S’il s’agissait des paroles d’une chanson, on parlerait d’un langage explicite. La rappeuse Cardi B a posté sur son compte Instagram une vidéo très virulente dans laquelle elle s’en prend à Donald Trump, responsable selon elle du blocage de l’administration.

« Notre pays vit un enfer en ce moment, tout ça pour un putain de mur », lance l’artiste originaire du Bronx, une des plus grosses stars actuelles de la musique aux Etats-Unis. Elle fait référence au refus du président de voter un projet de budget fédéral qui n’incluerait pas de financement pour un mur à la frontière américano-mexicaine.

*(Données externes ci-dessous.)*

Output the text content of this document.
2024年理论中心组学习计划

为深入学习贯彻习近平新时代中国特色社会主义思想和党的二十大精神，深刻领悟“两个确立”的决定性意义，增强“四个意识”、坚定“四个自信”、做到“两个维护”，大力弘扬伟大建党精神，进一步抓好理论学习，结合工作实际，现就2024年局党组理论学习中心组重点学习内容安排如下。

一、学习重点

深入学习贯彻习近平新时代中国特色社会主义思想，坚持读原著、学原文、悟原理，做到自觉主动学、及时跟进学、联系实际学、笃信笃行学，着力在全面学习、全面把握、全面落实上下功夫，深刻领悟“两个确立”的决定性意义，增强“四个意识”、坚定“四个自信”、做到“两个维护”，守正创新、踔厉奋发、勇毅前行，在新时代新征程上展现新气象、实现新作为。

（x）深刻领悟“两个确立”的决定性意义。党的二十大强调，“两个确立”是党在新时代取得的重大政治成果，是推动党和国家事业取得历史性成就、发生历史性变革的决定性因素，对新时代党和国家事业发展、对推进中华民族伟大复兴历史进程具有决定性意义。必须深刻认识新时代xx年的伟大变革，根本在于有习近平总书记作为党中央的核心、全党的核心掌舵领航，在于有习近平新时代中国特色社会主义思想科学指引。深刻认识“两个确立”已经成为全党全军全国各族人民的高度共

« Je ne veux pas entendre des connards me dire : “Oh, Obama a fermé le gouvernement pendant 17 jours” » (en 2013), s’emporte la rappeuse new-yorkaise. « Oui, connasse, pour le système de santé, pour que ta grand-mère puisse aller faire prendre sa tension ».

« Je sais que beaucoup d’entre vous s’en foutent parce qu’ils ne travaillent pas pour le gouvernement ou qu’ils ont un boulot », poursuit-elle, « mais cette merde est grave, cette merde est vraiment dingue. Je crois que nous devons faire quelque chose. »

La vidéo a été repérée par plusieurs élus du Congrès américain, qui ont débattu de l’opportunité de la relayer ou pas, avant de s’abstenir. « J’essaye de savoir si je vais retweeter la vidéo de Cardi B ou pas », a écrit le sénateur démocrate de Hawaï Brian Schatz. « C’est pas vrai, je me suis posé la même question il y a une demi-heure », lui a répondu son collègue du Connecticut Chris Murphy, également démocrate.

« Les gars, je retiens mon souffle. Allez-vous retweeter Cardi B ou pas ? », a réagi, toujours sur Twitter, le chef de file des démocrates au Sénat, Chuck Schumer. « Nous avons décidé de ne pas le faire », a répondu Brian Schatz. « Ce ne serait pas sénatorial. »

Faute de budget, quelque 800.000 employés fédéraux sont au chômage technique ou travaillent sans toucher de salaire depuis près de quatre semaines. Ces derniers jours, l’administration Trump a ordonné à des milliers de fonctionnaires au chômage technique de revenir travailler, sans salaire, pour limiter les effets du « shutdown ».